6. I recently developed a non-breaking-wave derivation here:
http://theoilconundrum.blogspot.com/2012/01/wave-energy-spectrum.html
The math may seem a bit pedantic, but I like pedantic. Nothing but Newton’s law, MaxEnt principle, and inverting probability densities are involved.

I believe the key to describing all these physical phenomenon in practice is to assume disorder. I would appreciate getting some feedback on the approach, especially in regards to finding an alternate derivation for wave spectra. Every oceanography text I have flipped through just states the Pierson-Moskowitz wave spectra as a given without providing a first-principles derivation.

I think that is kind of common in the earth and geosciences disciplines and is why I appreciate the Azimuth — as the understanding always seems to come first here.

7. James Griffin says:

Interesting discussions.

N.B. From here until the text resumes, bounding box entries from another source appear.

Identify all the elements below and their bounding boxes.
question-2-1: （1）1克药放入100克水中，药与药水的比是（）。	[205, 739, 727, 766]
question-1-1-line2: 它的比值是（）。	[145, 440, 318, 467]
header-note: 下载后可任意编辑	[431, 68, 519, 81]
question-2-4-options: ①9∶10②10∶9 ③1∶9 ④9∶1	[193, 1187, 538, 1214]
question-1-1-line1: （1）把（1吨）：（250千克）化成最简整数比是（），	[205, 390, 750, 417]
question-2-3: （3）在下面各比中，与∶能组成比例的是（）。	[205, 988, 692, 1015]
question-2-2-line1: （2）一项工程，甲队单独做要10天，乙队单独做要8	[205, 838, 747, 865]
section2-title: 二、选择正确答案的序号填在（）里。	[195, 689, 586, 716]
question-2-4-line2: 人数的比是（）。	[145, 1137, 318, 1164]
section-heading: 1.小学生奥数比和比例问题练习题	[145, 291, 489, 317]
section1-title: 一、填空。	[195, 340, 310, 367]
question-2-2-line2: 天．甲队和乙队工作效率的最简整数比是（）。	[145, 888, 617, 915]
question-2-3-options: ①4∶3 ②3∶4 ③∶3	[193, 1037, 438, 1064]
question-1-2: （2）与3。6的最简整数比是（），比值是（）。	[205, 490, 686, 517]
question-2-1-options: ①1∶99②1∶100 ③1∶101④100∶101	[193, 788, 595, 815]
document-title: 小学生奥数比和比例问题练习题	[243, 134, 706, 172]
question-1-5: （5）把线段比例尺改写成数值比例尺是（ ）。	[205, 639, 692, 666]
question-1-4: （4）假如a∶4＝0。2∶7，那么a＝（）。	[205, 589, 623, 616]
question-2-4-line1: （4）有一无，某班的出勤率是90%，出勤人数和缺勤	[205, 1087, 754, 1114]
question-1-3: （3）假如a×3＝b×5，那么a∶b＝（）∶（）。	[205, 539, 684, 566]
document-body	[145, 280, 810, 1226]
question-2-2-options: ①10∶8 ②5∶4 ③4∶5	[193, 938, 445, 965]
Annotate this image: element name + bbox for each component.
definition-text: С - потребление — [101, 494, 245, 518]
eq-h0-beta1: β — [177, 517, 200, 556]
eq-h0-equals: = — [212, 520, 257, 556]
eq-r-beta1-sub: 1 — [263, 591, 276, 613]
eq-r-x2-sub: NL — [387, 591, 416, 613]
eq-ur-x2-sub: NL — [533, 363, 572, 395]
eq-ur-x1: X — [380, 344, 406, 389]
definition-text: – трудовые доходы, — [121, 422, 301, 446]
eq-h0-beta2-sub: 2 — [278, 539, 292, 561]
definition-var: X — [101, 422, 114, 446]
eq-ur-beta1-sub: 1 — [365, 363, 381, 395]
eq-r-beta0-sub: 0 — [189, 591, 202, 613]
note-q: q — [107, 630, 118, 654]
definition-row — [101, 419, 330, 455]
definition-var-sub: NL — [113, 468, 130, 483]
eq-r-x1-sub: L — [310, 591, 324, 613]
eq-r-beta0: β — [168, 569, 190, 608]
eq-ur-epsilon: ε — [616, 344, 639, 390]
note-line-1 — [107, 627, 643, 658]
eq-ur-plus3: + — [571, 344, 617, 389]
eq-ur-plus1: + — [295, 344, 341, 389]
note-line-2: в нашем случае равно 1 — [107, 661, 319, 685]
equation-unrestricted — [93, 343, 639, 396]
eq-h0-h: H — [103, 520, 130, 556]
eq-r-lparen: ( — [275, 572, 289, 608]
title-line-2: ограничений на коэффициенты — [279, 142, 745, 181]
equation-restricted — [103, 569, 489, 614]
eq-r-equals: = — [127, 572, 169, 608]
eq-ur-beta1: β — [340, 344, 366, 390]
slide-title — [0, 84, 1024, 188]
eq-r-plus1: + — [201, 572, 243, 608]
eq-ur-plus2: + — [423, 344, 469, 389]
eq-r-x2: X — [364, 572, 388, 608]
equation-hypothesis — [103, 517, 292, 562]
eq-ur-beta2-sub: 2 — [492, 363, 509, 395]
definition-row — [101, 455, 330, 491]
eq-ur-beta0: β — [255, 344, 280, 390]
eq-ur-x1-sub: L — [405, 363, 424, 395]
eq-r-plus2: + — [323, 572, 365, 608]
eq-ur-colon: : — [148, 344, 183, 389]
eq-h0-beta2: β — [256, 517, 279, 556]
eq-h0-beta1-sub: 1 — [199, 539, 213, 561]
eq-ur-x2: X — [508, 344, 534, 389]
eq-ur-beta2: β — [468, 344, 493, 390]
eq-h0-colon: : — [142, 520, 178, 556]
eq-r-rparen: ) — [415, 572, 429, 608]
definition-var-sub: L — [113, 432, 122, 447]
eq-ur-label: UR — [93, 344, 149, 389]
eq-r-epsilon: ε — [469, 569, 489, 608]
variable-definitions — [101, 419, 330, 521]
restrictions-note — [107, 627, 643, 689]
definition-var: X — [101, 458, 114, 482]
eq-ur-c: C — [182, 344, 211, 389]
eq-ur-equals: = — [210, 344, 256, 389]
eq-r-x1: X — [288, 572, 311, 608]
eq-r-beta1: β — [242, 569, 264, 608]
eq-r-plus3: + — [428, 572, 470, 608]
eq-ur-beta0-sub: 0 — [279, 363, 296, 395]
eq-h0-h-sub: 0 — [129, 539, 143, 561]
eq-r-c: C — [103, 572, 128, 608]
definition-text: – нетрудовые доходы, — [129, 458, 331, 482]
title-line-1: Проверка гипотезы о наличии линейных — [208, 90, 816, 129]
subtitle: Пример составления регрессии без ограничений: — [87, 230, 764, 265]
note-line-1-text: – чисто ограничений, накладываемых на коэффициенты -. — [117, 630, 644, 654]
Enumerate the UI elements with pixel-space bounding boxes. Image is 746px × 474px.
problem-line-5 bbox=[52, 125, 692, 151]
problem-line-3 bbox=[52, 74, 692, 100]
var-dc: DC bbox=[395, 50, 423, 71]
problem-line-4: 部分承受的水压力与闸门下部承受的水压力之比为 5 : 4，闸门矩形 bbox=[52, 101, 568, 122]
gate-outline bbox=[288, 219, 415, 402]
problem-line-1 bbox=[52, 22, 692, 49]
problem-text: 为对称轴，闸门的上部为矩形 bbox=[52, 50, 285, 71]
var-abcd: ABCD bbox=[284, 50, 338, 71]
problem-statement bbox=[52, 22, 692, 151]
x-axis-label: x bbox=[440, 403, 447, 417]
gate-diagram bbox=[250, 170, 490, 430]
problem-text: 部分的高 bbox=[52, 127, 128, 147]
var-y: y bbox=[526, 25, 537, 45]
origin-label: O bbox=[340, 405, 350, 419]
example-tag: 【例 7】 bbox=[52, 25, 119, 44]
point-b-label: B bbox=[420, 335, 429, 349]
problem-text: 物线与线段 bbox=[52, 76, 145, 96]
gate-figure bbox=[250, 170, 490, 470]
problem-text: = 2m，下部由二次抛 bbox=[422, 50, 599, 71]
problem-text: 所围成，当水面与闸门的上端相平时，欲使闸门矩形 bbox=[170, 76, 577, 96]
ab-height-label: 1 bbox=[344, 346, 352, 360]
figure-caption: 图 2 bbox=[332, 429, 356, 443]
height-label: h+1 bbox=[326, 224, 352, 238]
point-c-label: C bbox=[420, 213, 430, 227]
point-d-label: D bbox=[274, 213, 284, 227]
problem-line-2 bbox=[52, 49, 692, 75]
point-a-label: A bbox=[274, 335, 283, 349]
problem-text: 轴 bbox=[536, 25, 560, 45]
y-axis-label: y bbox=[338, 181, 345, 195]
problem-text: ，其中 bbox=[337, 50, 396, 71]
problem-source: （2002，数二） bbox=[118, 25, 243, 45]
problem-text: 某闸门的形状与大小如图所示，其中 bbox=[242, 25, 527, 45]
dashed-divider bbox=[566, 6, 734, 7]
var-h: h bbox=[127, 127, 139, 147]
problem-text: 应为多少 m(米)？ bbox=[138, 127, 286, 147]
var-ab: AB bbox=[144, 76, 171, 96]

I’d just like to make three points:
1) It’s sort of obvious but I only just noticed that if you integrate u around the circle then you get a conserved quantity (w.r.t. time). Both the physical and geodesic interpretations are quite natural.

2) If you make sure that the above integral is zero then a step function describes a periodic geodesic (just integrate by hand starting at the identity, or constant map). Having said that I haven’t done this rigorously, I could be mistaken.

2) One could try to do the differential geometry of a function which takes multiple values (multiple ‘particles’ with differing velocities) by replacing $Diff(S^1)$ with a category of spans. When composing one has to be careful taking the pullbacks (I think it’s possible to keep our pullbacks being closed 1-manifolds if not a single circle). The Lie algebra looks like the tensor product of two copies of the Lie algebra above, however there is an issue with the invariant metric, because it isn’t both left and right invariant I think you have to change the Lie algebra slightly. You also need to change the metric a little and make sure that everything you do is invariant with respect to a diagonal copy of $Diff(S^1)$ which corresponds to equivalence of spans, or reparametrisation of our curve.

Having said all this I’m not convinced that what you get behaves nicely. I’ve so far failed to fill in all the details.

8. nick says:

A few more observations:

It seems clear that there will be a Hamiltonian structure associated with the geodesics of the manifold, since these flow lines are inherently minimizing a quantity.

From these will we be able to deduce relevant conservation laws of the fluid? Also, I would expect the Hamiltonian structure to yield additional information about the dynamic equations of the geodesics, but precisely what I’m unsure of.

Since speculation gets us nowhere, I’ll start to scour the internet for relevant resources.

9. Tim van Beek says:

Thanks for the input, I will have a look at it. I wrote a stub on the Azimuth Projekt, analytical hydrodynamics, with three references to textbooks that I use to fill me in. All three of them seem to be quite useful to me, and you can find some answers to your questions there.

10. […] Last time in this series, we set the stage by explaining infinite dimensional manifolds. Then we looked at a simple example: the inviscid Burgers equation. We saw this was the equation for geodesics in the diffeomorphism group of the circle. […]

11. pedro says:

Hello,

I’m quite puzzled by the burgers equation… If we dealing with this group can we identify the $g_{t}(x) = e^{ix}$ then the eulerian velocity $v = \dot{g} g^{-1} = i$ so the velocity is only imaginary?

• John Baez says:

I don’t know where you’re getting that $i$ in your $e^{ix}$. There are no complex numbers in Tim’s post or in the Burgers equation. Physicists doing quantum mechanics like to insert $i$ in the definition of Lie algebras, so that group elements look like $e^{ix}$ where $x$ is a Lie algebra element. But mathematicians know this is unnecessary, and in contexts like the Burgers equation this it would be very confusing. If $x$ is a vector field on a compact manifold, we can exponentiate it and get a diffeomorphism $e^{x}.$

12. pedro says:

Hello,

I’m quite puzzled by the burgers equation… If we dealing with this group can we identify the $g_{t}(x) = e^{ix}$ then the eulerian velocity $v = \dot{g} g^{-1} = i$ so the velocity is only imaginary?